2015 yılının Mayıs ayında Yüksek Öğretim Kurulu tarafından tüm üniversite rektörlerine gönderilen bir yazı ile Suriyeli mültecilerle ilgili akademik araştırmanın yasaklandığı yönünde bir haber yapılmıştı.
Diken haber sitesi 25 Ocak 2016’da yaptığı bir haberde, daha önce öne sürülen bu haberi hatırlatarak, İçişleri Bakanlığı Göç İdaresi Genel Müdürü Atilla Toros’un YÖK’e gönderdiği yazı ile söz konusu yasağın kaldırıldığını ancak YÖK tarafından üniversitelere herhangi bir yazı gönderilmediği için aslında iddia edilen Suriyeliler hakkında akademik araştırma yasağının fiili olarak devam etmekte olduğunu ileri sürdü.
Ancak konu ile ilgili yapılan araştırmalar neticesinde, 2015’in Mayıs ayında Yüksek Öğretim Kurulu Başkanlığı tarafından tüm üniversite rektörlüklerine gönderilen yazıda, Suriyeli mülteciler ile ilgili üniversitelerde akademik araştırma hususunda herhangi bir yasaktan bahsedilmediği, sadece söz konusu araştırmaların güvenlikle ilgili gerekçelerle belli bir izin prosedürüne bağlandığının duyurulduğu anlaşılmaktadır.

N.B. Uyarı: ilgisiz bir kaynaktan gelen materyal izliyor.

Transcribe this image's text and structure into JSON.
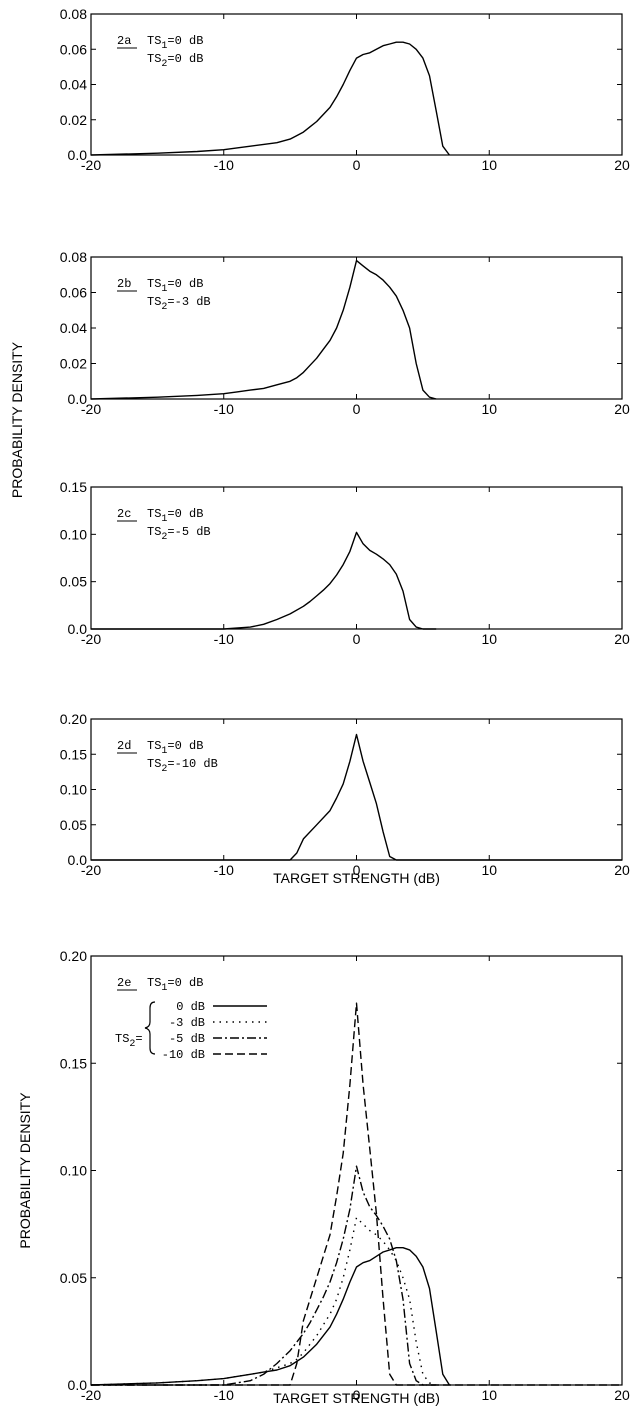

YÖK tarafından gönderilen yazıda Yabancılar ve Uluslararası Koruma Kanunu çerçevesinde, Türkiye’den koruma talebinde bulunan yabancıların iş ve işlemlerinin Göç İdaresi Genel Müdürlüğü tarafından yürütüldüğü ve 6458 sayılı Yabancılar ve Uluslararası Koruma Kanunu ve 6883 sayılı Geçici Koruma Yönetmeliği kapsamında iltica iş ve işlemlerinde gizlilik ilkesi çerçevesinde başvuru sahibinin, uluslararası koruma talebinde bulunmuş olduğu bilgisi de dahil olmak üzere kişisel verilerin veya başvuru sahipleri ile ilgili diğer verilerin başka ülkelerle ve üçüncü şahıslarla paylaşılmasının mevzuata aykırı olduğu ifade edilmiştir.Ayrıca bu mevzuat hükümlerine rağmen bazı yabancı ülke temsilciliklerinin, üniversitelerin/akademisyenlerin, uluslararası kuruluşların, ulusal/uluslararası sivil kuruluşlarının Bakanlıkların bilgisi ve onayı olmadan uluslararası koruma talebinde bulunan yabancılar ile geçici koruma sağlanan Suriyeli yabancılara yönelik kişisel verileri toplamayı da içeren saha çalışmaları yaptıkları, bu kapsamda bilgi topladıkları ve arşiv oluşturdukları yönünde duyumlar alındığı da belirtilmiştir. Alınan bu duyumlara istinaden, hem koruma talebinde bulunan yabancıların hem de geçici koruma sağlanan Suriyeli yabancıların güvenliklerini sağlamak adına, söz konusu yabancılarla ilgili herhangi bir araştırma, saha çalışması ya da rapor hazırlama hususları, belirli bir izne tabi tutulduğu, bunun da ilgili Bakanlıklara bağlandığı vurgulanmıştır.
Bu bilgiler ışığında, mevcut mevzuat hükümlerine istinaden, bahsedilen yabancılarla ilgili yapılacak herhangi bir araştırmanın, ilgili Bakanlıkların iznine tabi tutulmasının, araştırmaların yasakladığı şeklinde sunulması doğru değildir. Burada söz konusu olanın, Türkiye’ye sığınan yabancıların güvenlikleri için her türlü kişisel bilgilerinin korunması ve bu özel bilgilerin her an her platforma herhangi bir kişinin istediği zaman ulaşabileceği bir bilgi haline getirilmesinin, bu bilgilerin manipüle edilmesinin ve başka ülkeler ile üçüncü şahısların inisiyatifine sunulmasının önüne geçmek olduğu anlaşılmaktadır.
Dolayısıyla Diken’in iddia ettiği gibi ortada Suriyeli mültecilerle ilgili akademik araştırma yasağının olduğu ve bunun aslında kalktığı halde fiilen devam etmekte olduğu yönündeki haber, gerçeği yansıtmamaktadır.